Think you're buying snapper? Not so fast. New report finds nearly half of seafood samples mislabelled

August 5, 2021 - from the Montreal Gazette:

"When it comes to seafood, nearly half of what you think you’re buying at the grocery store or ordering from a menu is falling short of its promises, according to a new DNA testing study by Oceana Canada. The ocean conservation group tested seafood samples from restaurants and grocery stores in Halifax, Montreal, Ottawa and Toronto, and found that 46 per cent were mislabelled."

"Seafood is one of the most highly traded products in the world with a lengthy and complex supply chain. In Canada, upwards of 80 per cent of seafood is imported, and most of what we produce is exported.

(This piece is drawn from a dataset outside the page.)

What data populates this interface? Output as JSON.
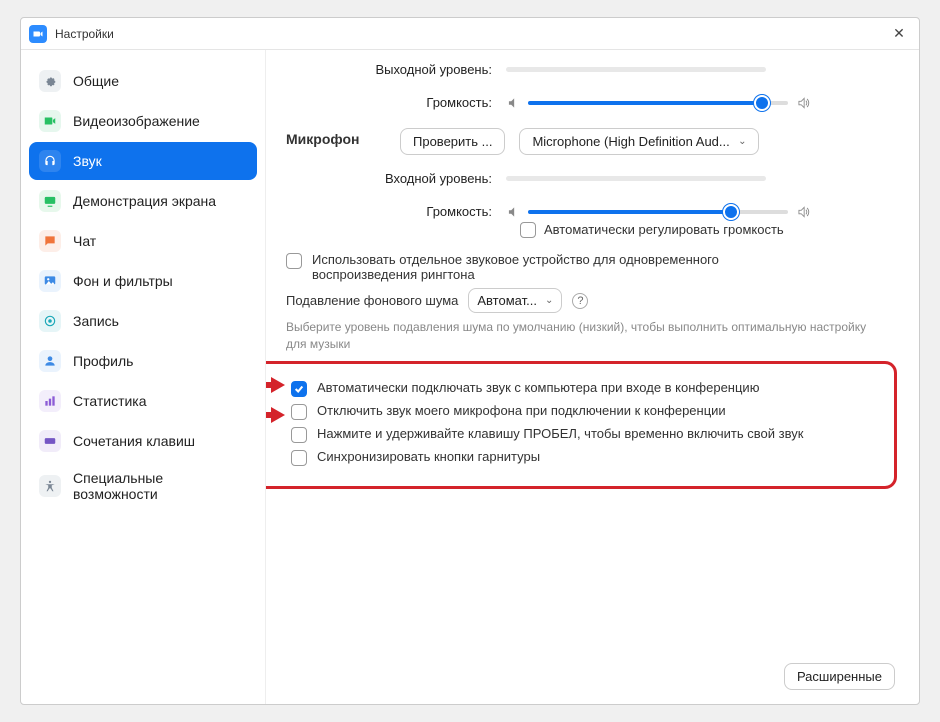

The opacity of the global industry is one of the main reasons seafood is so prone to fraud and mislabelling. There are a multitude of species coming from all over the world, and mislabelling happens throughout the supply chain."

"Mislabelling rates are higher among restaurants than retailers, the report found: 6.5 per cent at stores versus 65 per cent in food service. This is consistent with other studies, explains Sayara Thurston, seafood fraud campaigner at Oceana Canada. Large retailers tend to have more control over their supply chains and the purchasing power to set their own requirements. But even the highly attuned eye is unlikely to pick up on species substitution and mislabelling. Retailers, restaurateurs and consumers are all victims of seafood fraud."

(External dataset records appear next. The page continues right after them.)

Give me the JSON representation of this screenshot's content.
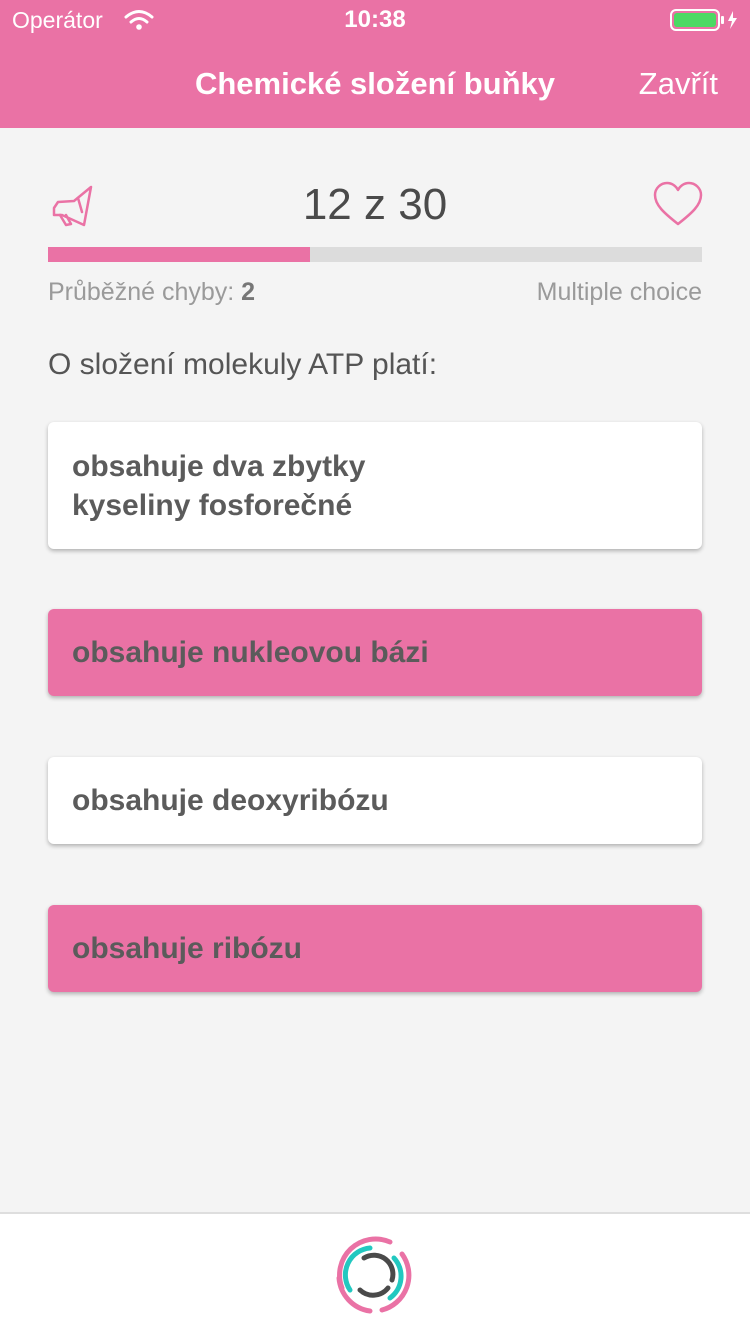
{
  "status_bar": {
    "carrier": "Operátor",
    "time": "10:38"
  },
  "nav": {
    "title": "Chemické složení buňky",
    "close_label": "Zavřít"
  },
  "quiz": {
    "counter": "12 z 30",
    "progress": 0.4,
    "errors_label": "Průběžné chyby:",
    "errors_count": "2",
    "question_type": "Multiple choice",
    "question": "O složení molekuly ATP platí:"
  },
  "answers": [
    {
      "text": "obsahuje dva zbytky\nkyseliny fosforečné",
      "selected": false
    },
    {
      "text": "obsahuje nukleovou bázi",
      "selected": true
    },
    {
      "text": "obsahuje deoxyribózu",
      "selected": false
    },
    {
      "text": "obsahuje ribózu",
      "selected": true
    }
  ],
  "colors": {
    "accent": "#ea72a5",
    "background": "#f4f4f4",
    "track": "#dcdcdc",
    "loader_teal": "#22c8c0",
    "loader_dark": "#4a4a4a"
  },
  "icons": {
    "megaphone": "megaphone-icon",
    "heart": "heart-icon",
    "wifi": "wifi-icon",
    "battery": "battery-icon",
    "loader": "loader-icon"
  }
}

"The mislabelling rate has dropped by just one percentage point since Oceana Canada’s analysis of 472 samples between 2017 and 2019: 47 per cent versus 46 per cent (43 out of 94) in spring 2021. In 2019, the government announced a 'boat-to-plate' traceability program, which has yet to be implemented — making the stagnant results unsurprising, says Thurston."